Matlab Tutorial : Digital Image Processing 4 - Grayscale Image II (Data type and bit-plane)

There are one thing to keep in mind when we process images: data type. Is my image in uint8 or double?

One of the most frequent issues caused by the data type is imshow(). We converted the image to double to do something with the image, and now we want to draw it. Here is an example using the same image : cameraman.tif

img = imread('cameraman.tif');
img_d = double(img);
% ... played with the image, now we want to display it
imshow(img_d);

Let's see what we got:

All white. When I check the pixel values of img_d, the intensities are all in 1-255 range. So, what went wrong?

The imshow() has two function overloading. It takes image with type uint8 as it ranges between [0, 255], and takes image with type double as it ranges between [0, 1]. So, in our case, every pixel with over 1 is considered saturated, and that's why we got white cameraman.

So, we need to scale it to [0,1] range:

img = imread('cameraman.tif');
img_d = double(img);
imshow(img_d/255);

Or better:

img = imread('cameraman.tif');
img_im2d = im2double(img);
imshow(img_im2d);   % img_id2d in [0,1]

Or probably the safest:

img = im2double(imread('cameraman.tif'));
imshow(img);        % img in [0,1]

With mod() operation, we can extract a bit-plane image.
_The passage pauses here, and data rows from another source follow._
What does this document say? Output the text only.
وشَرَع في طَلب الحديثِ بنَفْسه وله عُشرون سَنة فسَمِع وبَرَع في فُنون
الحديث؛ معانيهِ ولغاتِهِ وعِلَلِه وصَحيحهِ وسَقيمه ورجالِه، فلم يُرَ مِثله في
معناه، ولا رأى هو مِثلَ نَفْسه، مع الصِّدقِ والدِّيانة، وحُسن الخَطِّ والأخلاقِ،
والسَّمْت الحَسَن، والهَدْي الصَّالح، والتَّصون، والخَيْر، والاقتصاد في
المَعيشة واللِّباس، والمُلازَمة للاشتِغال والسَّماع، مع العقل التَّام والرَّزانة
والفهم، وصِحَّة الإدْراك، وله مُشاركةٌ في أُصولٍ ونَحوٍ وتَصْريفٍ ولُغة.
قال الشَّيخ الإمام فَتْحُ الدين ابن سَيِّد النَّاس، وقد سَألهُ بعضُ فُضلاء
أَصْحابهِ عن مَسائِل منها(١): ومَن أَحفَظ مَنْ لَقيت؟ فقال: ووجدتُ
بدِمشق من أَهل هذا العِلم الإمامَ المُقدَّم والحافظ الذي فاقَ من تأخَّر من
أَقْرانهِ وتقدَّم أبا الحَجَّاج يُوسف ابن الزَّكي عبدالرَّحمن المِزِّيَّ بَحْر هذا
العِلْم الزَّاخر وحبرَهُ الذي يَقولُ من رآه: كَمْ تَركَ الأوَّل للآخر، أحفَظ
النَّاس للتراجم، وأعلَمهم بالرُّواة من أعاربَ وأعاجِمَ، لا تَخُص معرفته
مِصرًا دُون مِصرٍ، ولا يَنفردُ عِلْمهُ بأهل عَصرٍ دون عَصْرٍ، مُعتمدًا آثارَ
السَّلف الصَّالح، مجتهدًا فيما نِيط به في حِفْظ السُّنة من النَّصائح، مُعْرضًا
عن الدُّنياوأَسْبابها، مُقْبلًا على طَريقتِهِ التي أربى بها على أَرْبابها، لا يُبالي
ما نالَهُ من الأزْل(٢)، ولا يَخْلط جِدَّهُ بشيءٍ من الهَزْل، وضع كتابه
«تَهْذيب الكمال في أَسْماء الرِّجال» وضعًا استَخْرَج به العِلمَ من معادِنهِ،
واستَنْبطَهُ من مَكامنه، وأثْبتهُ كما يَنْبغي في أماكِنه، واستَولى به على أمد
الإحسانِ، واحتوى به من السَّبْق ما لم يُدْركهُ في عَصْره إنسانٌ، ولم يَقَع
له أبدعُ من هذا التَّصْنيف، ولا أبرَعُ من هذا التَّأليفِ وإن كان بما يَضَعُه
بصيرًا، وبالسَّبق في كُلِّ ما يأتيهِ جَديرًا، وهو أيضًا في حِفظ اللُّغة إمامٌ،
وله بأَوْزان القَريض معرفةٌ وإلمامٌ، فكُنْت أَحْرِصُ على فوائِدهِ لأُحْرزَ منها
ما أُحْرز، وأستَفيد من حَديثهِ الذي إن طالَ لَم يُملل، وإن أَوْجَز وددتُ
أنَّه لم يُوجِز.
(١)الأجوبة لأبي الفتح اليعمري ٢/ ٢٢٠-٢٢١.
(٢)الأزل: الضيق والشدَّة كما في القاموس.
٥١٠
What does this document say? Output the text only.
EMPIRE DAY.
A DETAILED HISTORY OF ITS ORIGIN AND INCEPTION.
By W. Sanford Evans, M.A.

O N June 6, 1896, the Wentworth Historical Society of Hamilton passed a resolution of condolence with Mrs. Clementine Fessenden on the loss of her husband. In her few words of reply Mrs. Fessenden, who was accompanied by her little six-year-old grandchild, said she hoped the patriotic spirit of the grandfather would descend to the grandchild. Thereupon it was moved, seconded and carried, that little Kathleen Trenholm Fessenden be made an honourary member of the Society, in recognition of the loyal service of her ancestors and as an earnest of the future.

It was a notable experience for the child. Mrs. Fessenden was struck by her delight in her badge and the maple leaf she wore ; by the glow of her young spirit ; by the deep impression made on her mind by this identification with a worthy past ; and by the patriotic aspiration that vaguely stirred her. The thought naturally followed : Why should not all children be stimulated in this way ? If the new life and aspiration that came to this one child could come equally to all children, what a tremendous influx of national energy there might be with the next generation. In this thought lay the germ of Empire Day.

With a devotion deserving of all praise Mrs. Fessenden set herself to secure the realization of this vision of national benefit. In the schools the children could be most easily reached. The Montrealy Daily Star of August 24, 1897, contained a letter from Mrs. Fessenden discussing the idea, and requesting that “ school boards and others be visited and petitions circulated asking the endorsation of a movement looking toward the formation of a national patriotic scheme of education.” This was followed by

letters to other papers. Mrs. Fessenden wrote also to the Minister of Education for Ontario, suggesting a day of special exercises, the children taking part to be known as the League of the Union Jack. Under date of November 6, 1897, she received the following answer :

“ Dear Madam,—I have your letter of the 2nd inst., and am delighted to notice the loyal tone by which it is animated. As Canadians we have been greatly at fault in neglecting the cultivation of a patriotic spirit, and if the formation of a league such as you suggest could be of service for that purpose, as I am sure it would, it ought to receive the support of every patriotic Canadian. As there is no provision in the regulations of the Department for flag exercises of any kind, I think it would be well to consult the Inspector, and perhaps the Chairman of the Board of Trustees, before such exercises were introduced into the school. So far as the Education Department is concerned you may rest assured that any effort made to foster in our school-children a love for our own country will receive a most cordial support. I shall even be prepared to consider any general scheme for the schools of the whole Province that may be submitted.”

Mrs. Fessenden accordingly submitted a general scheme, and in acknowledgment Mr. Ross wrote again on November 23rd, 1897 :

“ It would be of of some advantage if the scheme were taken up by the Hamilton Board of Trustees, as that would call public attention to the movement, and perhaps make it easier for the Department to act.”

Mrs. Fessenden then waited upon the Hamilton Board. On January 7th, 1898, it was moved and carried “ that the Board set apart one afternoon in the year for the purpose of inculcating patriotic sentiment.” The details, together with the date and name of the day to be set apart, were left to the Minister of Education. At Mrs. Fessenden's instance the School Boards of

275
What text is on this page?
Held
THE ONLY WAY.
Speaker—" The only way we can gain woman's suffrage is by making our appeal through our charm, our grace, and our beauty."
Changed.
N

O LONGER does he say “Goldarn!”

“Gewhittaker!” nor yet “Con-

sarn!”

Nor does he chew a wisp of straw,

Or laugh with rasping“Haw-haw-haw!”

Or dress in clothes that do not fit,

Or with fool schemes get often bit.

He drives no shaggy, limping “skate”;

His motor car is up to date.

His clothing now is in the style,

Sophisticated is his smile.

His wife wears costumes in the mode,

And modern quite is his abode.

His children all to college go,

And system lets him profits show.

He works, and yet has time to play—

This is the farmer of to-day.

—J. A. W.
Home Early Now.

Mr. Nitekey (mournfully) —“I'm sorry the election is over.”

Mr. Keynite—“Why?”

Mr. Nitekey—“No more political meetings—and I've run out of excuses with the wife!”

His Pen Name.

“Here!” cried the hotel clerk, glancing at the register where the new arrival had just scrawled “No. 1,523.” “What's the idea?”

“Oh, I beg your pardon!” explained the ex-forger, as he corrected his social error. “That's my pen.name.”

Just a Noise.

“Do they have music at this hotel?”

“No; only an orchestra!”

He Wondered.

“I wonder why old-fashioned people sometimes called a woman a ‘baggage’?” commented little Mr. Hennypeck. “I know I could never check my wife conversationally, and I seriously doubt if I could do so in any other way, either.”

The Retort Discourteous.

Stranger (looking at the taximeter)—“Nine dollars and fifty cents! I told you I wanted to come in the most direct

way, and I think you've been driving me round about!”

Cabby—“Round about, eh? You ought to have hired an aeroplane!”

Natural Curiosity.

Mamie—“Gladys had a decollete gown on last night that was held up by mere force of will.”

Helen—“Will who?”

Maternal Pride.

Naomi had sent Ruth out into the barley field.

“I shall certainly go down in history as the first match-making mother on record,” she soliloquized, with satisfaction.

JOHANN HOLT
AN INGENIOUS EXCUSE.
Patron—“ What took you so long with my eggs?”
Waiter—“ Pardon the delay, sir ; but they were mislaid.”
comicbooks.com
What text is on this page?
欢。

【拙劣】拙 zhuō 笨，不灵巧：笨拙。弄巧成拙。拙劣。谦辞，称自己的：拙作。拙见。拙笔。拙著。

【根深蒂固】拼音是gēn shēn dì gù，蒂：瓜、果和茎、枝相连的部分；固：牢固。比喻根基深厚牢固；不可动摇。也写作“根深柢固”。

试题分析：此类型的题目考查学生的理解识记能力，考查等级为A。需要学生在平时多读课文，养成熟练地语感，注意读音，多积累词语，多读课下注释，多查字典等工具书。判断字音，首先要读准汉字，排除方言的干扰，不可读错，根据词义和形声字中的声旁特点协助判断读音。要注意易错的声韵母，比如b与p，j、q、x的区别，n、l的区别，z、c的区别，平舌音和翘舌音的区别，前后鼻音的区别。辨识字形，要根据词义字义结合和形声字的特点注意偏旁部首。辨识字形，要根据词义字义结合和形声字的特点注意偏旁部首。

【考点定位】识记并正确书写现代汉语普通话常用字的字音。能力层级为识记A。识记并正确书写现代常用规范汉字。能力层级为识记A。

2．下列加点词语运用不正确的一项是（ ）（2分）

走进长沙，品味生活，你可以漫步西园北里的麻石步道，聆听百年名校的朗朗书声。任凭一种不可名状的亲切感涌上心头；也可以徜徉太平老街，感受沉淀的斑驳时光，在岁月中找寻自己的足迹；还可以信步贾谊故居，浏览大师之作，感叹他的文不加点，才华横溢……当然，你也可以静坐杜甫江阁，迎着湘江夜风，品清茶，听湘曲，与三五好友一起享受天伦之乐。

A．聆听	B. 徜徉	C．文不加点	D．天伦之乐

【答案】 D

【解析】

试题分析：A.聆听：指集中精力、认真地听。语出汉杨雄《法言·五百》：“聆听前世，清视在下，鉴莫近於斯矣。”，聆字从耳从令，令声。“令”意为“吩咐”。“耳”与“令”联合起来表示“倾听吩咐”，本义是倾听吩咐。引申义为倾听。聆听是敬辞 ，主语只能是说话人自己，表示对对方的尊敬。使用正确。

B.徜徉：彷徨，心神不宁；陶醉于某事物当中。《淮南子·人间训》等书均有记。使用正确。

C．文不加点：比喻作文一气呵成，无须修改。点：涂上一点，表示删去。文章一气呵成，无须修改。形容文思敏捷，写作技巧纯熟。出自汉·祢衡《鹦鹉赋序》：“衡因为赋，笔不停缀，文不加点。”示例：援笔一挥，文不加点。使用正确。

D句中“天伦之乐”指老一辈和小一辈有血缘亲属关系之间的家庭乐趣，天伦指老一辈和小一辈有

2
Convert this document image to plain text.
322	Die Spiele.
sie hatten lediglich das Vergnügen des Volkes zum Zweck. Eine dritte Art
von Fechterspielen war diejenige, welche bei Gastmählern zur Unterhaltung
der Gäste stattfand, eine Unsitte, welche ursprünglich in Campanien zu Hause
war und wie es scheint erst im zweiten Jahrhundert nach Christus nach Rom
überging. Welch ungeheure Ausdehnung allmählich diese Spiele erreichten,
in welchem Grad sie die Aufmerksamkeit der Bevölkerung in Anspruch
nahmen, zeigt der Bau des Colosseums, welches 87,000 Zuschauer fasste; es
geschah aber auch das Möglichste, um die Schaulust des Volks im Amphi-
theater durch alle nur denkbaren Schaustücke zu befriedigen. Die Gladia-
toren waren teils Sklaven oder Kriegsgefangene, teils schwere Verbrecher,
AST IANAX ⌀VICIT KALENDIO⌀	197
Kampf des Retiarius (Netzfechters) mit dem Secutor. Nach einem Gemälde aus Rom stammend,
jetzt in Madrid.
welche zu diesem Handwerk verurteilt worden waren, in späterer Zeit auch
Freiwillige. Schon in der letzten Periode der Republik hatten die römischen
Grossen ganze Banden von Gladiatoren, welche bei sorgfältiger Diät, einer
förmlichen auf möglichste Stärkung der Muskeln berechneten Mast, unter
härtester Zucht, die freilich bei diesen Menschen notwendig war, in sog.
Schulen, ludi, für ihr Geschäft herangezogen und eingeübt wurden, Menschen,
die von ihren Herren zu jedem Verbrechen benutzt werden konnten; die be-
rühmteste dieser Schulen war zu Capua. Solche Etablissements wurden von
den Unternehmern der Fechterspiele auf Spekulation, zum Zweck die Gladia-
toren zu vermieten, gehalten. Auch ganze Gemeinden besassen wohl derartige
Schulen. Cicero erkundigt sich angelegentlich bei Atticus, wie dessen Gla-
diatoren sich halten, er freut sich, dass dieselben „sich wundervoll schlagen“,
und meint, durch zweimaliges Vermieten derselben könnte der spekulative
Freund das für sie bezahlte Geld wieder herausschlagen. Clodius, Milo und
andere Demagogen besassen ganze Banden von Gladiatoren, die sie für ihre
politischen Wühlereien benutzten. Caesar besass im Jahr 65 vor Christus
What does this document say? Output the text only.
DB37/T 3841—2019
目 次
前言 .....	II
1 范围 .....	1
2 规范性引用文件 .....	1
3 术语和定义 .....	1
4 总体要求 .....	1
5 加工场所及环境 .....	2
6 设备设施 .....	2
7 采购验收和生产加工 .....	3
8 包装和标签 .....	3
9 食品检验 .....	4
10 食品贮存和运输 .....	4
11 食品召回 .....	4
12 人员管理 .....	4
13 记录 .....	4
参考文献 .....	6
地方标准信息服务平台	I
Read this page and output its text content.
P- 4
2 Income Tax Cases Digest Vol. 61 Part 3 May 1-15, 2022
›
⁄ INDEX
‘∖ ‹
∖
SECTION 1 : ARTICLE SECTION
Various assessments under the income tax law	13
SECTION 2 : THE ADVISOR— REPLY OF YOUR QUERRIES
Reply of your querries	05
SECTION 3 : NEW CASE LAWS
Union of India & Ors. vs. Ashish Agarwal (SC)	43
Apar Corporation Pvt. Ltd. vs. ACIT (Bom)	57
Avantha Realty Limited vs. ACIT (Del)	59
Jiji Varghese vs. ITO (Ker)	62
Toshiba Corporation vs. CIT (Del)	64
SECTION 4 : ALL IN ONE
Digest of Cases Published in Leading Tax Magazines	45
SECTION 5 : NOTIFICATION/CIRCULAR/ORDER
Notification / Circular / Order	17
The mod(img,2) gives us either 0 or 1:

img = imread('cameraman.tif');
img = double(img);
bp0 = mod(img,2);
imshow(bp0);
title('bit-plane 0'); 

For the next bit-plane, basically we do the same operation except we do it after shifting the bit using floor():

bp1 = mod(floor(img/2),2);

Here is the images for all bit-planes:

We can see the LSB contributes the least while the MSB contgributes the most!

Here is the script used for the picture above:

img = imread('cameraman.tif');
img = double(img);
bp0 = mod(img,2);
bp1 = mod(floor(img/2),2);
bp2 = mod(floor(img/4),2);
bp3 = mod(floor(img/8),2);
bp4 = mod(floor(img/16),2);
bp5 = mod(floor(img/32),2);
bp6 = mod(floor(img/64),2);
bp7 = mod(floor(img/128),2);

subplot(241);imshow(bp0);title('bit-plane 0 : LSB');
subplot(242);imshow(bp1);title('bit-plane 1');
subplot(243);imshow(bp2);title('bit-plane 2');
subplot(244);imshow(bp3);title('bit-plane 3');
subplot(245);imshow(bp4);title('bit-plane 4');
subplot(246);imshow(bp5);title('bit-plane 5');
subplot(247);imshow(bp6);title('bit-plane 6');
subplot(248);imshow(bp7);title('bit-plane 7 : MSB');

We can put together all the extracted bit-planes and get the original image back:

img = imread('cameraman.tif');
img = double(img);
bp0 = mod(img,2);
bp1 = mod(floor(img/2),2);
bp2 = mod(floor(img/4),2);
bp3 = mod(floor(img/8),2);
bp4 = mod(floor(img/16),2);
bp5 = mod(floor(img/32),2);
bp6 = mod(floor(img/64),2);
bp7 = mod(floor(img/128),2);

bp_all = 2*(2*(2*(2*(2*(2*(2*bp7+bp6)+bp5)+bp4)+bp3)+bp2)+bp1)+bp0;

subplot(241);imshow(bp0);title('bit-plane 0 : LSB');
subplot(242);imshow(bp1);title('bit-plane 1');
subplot(243);imshow(bp2);title('bit-plane 2');
subplot(244);imshow(bp3);title('bit-plane 3');
subplot(245);imshow(bp4);title('bit-plane 4');
subplot(246);imshow(bp5);title('bit-plane 5');
subplot(247);imshow(bp6);title('bit-plane 6');
subplot(248);imshow(bp7);title('bit-plane 7 : MSB');

figure, imshow(uint8(bp_all));